= Mobile dial code =

Short phone numbers offered by some carriers

A mobile dial code (MDC) is a grouping of 3 to 10 numbers following either a "#", "##", "*" or "**" used to create a short, easy-to-remember phone number. Historically, MDCs were used for repair-related purposes by landline and wireless carriers. More recently, MDCs have been made available for commercial use. MDCs are dialed just like a regular telephone number. Businesses can send automatic responses upon contact, such as by text message.

==Usage==

MDCs are used by wireless carriers for the following purposes:

- customer convenience, offering quick access to customer service or bill payment
- diagnosing problems with and making repairs, such as unlocking or locking cell phones
- commercial use by third parties as a vanity telephone number

For an MDC to be used as a vanity telephone number, all major wireless carriers must provision it to their users. Suppose the business needs to use the MDC in more than one State. In that case, accommodations can be made for one MDC to be shared by multiple users on a state-by-state, or even local area by local area basis, through advanced routing technology, called geo-routing. Inbound calls to MDCs can either be automatically routed based on the caller's area code or by asking the caller to type out or speak their zip code into the phone.

===Commercial use===

MDCs may be easier to remember than full phone numbers and thus easier to brand. Therefore, they may be helpful in lead generation businesses that generate and then sell leads to potential businesses or other companies.

==Similar technology==

USSD (Unstructured Supplementary Service Data) codes are mobile dial codes that can be used for communicating with the service provider's computers (i.e. for WAP browsing, prepaid callback service, mobile-money services, location-based content services, menu-based information services, and as part of configuring the phone on the network).

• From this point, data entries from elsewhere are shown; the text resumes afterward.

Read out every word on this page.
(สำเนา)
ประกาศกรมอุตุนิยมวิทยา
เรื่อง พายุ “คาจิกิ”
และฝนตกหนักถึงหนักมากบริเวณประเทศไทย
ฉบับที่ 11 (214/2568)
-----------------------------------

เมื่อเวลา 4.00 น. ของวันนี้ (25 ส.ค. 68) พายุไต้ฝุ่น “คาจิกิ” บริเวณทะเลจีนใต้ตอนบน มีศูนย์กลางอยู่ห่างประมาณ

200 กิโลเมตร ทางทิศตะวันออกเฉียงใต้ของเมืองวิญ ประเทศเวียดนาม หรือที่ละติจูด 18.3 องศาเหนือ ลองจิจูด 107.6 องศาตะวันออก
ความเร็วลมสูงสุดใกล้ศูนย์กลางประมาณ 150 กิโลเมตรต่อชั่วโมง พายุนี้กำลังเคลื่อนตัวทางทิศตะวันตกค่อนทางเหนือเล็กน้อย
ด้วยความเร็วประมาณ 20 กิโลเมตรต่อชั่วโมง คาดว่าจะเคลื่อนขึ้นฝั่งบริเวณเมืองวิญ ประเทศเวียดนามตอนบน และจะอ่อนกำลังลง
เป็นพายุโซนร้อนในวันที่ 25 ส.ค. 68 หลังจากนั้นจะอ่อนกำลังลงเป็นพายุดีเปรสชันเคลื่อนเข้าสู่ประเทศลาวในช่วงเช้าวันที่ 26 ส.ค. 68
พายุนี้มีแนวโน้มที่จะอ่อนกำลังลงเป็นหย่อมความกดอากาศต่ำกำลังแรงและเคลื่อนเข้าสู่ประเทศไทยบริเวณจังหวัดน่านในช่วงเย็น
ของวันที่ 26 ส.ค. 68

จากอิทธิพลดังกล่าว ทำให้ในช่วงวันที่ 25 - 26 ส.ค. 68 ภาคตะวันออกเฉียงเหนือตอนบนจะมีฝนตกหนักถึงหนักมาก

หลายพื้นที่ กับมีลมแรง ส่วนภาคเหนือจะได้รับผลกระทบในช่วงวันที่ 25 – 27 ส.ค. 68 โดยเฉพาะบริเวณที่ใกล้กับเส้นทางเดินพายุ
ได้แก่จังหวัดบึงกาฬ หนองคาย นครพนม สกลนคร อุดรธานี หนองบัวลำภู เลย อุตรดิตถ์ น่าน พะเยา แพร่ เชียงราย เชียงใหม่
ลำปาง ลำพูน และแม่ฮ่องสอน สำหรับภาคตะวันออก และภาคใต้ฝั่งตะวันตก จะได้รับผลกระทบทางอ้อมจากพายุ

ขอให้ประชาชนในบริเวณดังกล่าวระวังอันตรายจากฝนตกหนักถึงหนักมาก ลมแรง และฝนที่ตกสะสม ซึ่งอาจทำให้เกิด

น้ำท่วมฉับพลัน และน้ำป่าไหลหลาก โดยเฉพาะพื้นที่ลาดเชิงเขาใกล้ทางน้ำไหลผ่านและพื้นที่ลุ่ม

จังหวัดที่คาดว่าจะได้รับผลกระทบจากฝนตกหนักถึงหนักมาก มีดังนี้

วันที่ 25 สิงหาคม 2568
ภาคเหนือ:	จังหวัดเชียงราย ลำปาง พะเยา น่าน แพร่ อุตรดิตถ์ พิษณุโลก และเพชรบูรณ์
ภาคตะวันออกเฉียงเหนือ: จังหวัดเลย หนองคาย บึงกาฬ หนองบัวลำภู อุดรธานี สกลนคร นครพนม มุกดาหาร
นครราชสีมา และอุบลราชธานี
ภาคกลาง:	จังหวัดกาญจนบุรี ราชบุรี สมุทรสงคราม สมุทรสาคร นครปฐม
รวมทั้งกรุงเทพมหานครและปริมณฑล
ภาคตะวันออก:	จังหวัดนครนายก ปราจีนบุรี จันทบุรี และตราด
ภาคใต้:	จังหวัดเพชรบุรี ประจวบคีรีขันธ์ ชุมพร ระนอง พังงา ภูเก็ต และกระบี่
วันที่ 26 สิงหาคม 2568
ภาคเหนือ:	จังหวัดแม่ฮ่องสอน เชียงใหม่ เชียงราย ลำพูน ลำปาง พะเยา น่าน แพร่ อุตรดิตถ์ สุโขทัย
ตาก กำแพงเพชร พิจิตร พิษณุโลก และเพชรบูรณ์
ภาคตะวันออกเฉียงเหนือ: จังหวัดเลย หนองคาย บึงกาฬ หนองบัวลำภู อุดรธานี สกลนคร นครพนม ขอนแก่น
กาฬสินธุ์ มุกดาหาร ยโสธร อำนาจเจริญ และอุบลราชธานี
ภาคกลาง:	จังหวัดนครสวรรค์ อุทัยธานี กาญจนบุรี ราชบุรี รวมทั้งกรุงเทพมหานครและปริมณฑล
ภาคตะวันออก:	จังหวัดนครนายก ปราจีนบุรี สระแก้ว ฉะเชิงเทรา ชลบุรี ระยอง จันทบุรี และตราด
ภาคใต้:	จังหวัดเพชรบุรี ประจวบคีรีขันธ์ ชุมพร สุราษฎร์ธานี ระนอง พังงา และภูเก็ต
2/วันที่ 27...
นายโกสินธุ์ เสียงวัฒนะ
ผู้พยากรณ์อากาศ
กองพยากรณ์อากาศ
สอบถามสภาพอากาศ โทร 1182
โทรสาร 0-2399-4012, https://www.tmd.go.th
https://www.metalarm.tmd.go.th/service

Abbreviated dialing codes involve a similar technology that supports only voice calls.

2D bar codes involve using a graphic that must be photographed or scanned by a mobile phone camera before presenting the caller with a response.

==Worldwide==

===United States===

In the United States, each wireless network controls how the MDCs will be used. As such, when wireless customers call an MDC, their call is routed to the end user selected by their carrier.

== See also ==

- Abbreviated dialing
- Vertical service code, consisting of an asterisk followed by a two-digit number.